Tuesday, July 28, 2009

Digital Television

Digital television (DTV) is the transmission of audio and video by digital signals, in contrast to the analog signals used by analog TV.  There are many DTV standards prevalent.  But about 3-4 are widely used across the globe and are specific to their respective continents like Europe/Asia, North America, Japan/South America, China, Korea, etc.

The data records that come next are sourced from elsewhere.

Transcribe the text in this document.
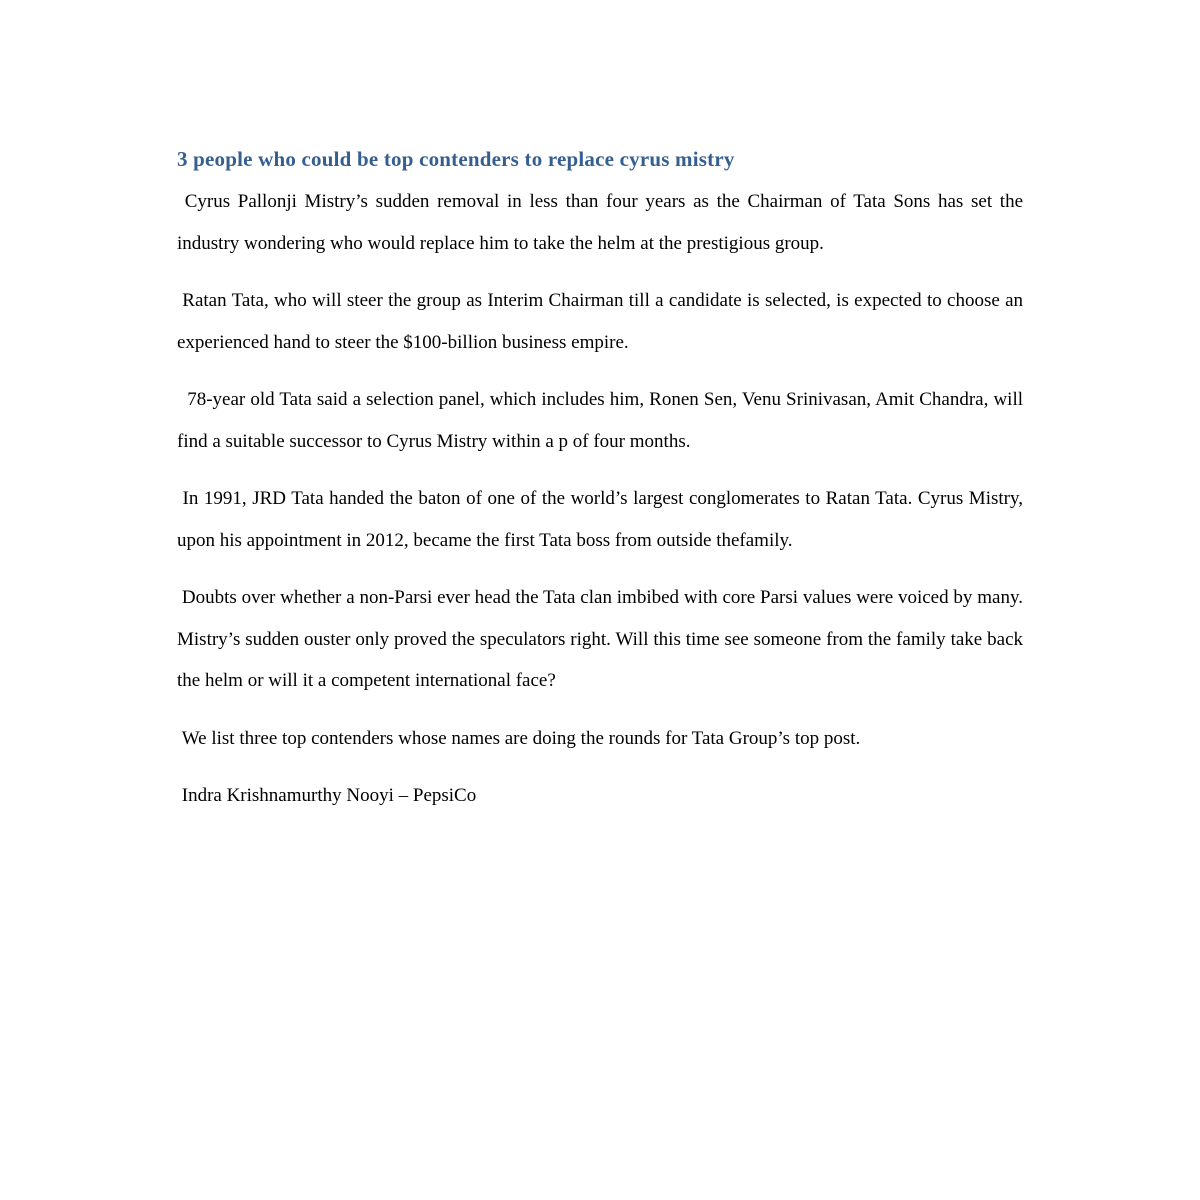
3 people who could be top contenders to replace cyrus mistry

Cyrus Pallonji Mistry’s sudden removal in less than four years as the Chairman of Tata Sons has set the industry wondering who would replace him to take the helm at the prestigious group.

Ratan Tata, who will steer the group as Interim Chairman till a candidate is selected, is expected to choose an experienced hand to steer the $100-billion business empire.

78-year old Tata said a selection panel, which includes him, Ronen Sen, Venu Srinivasan, Amit Chandra, will find a suitable successor to Cyrus Mistry within a p of four months.

In 1991, JRD Tata handed the baton of one of the world’s largest conglomerates to Ratan Tata. Cyrus Mistry, upon his appointment in 2012, became the first Tata boss from outside thefamily.

Doubts over whether a non-Parsi ever head the Tata clan imbibed with core Parsi values were voiced by many. Mistry’s sudden ouster only proved the speculators right. Will this time see someone from the family take back the helm or will it a competent international face?

We list three top contenders whose names are doing the rounds for Tata Group’s top post.

Indra Krishnamurthy Nooyi – PepsiCo
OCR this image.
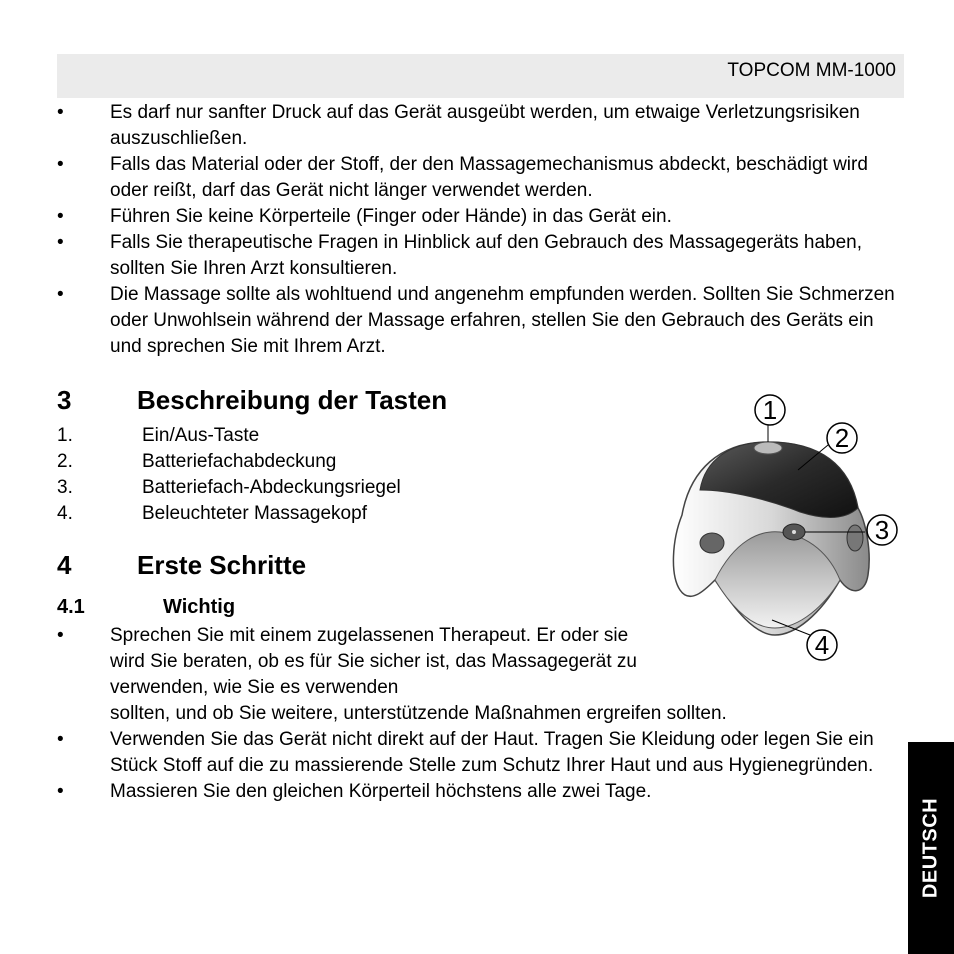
TOPCOM MM-1000
• Es darf nur sanfter Druck auf das Gerät ausgeübt werden, um etwaige Verletzungsrisiken auszuschließen.
• Falls das Material oder der Stoff, der den Massagemechanismus abdeckt, beschädigt wird oder reißt, darf das Gerät nicht länger verwendet werden.
• Führen Sie keine Körperteile (Finger oder Hände) in das Gerät ein.
• Falls Sie therapeutische Fragen in Hinblick auf den Gebrauch des Massagegeräts haben, sollten Sie Ihren Arzt konsultieren.
• Die Massage sollte als wohltuend und angenehm empfunden werden. Sollten Sie Schmerzen oder Unwohlsein während der Massage erfahren, stellen Sie den Gebrauch des Geräts ein und sprechen Sie mit Ihrem Arzt.
3	Beschreibung der Tasten
1.	Ein/Aus-Taste
2.	Batteriefachabdeckung
3.	Batteriefach-Abdeckungsriegel
4.	Beleuchteter Massagekopf
4	Erste Schritte
4.1	Wichtig
• Sprechen Sie mit einem zugelassenen Therapeut. Er oder sie wird Sie beraten, ob es für Sie sicher ist, das Massagegerät zu verwenden, wie Sie es verwenden
sollten, und ob Sie weitere, unterstützende Maßnahmen ergreifen sollten.
• Verwenden Sie das Gerät nicht direkt auf der Haut. Tragen Sie Kleidung oder legen Sie ein Stück Stoff auf die zu massierende Stelle zum Schutz Ihrer Haut und aus Hygienegründen.
• Massieren Sie den gleichen Körperteil höchstens alle zwei Tage.
1
2
3
4
DEUTSCH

This is again one very good example of competing standards which though results in better features but makes things confusing for a consumer.  For e.g., a device adhering to one standard may not work with any other standard and if the consumer is moving to that region, the device becomes useless.  Anywayz, keeping away politics in electronics, lets look at some of the most prevalent and widely used standards across the world. 

DVB

Digital Video Broadcasting (DVB) standards are maintained by the DVB Project, an international industry consortium with more than 270 members, and they are published by a Joint Technical Committee (JTC) of European Telecommunications Standards Institute (ETSI), European Committee for Electrotechnical Standardization (CENELEC) and European Broadcasting Union (EBU). DVB systems are used in Europe, Africa, Middle East and most of Asia except South Korea, China and Japan. DVB systems distribute data using a variety of approaches for the various medium of transmissions.  They are;

Satellite: DVB-S, DVB-S2 and DVB-SH
Cable: DVB-C, DVB-C2
Terrestrial television: DVB-T, DVB-T2
Handhelds: DVB-H, DVB-SH

ATSC

ATSC is a set of standards developed by the Advanced Television Systems Committee for digital television transmission over terrestrial, cable, and satellite networks. ATSC-M/H (Advanced Television Systems Committee - Mobile/Handheld) is a standard in the USA for mobile digital TV, that allows TV broadcasts to be received by mobile devices.

ISDB

Integrated Services Digital Broadcasting (ISDB) is a Japanese standard for digital television (DTV) and digital radio used by the country's radio and television stations. The core standards of ISDB are

ISDB-S (satellite television)
ISDB-T(terrestrial)
ISDB-C (cable)
2.6GHz band mobile broadcasting

They are all based on MPEG-2 video and audio coding as well as the transport stream described by the MPEG-2 standard, and are capable of high definition television (HDTV). ISDB-T and ISDB-Tsb are for mobile reception in TV bands. 1seg is the name of an ISDB-T service for reception on cell phones, laptop computers and vehicles.  The concept was named for its similarity to ISDN, because both allow multiple channels of data to be transmitted together (a process called multiplexing).

There are some more standards DMB by China and T-DMB by South Korea too.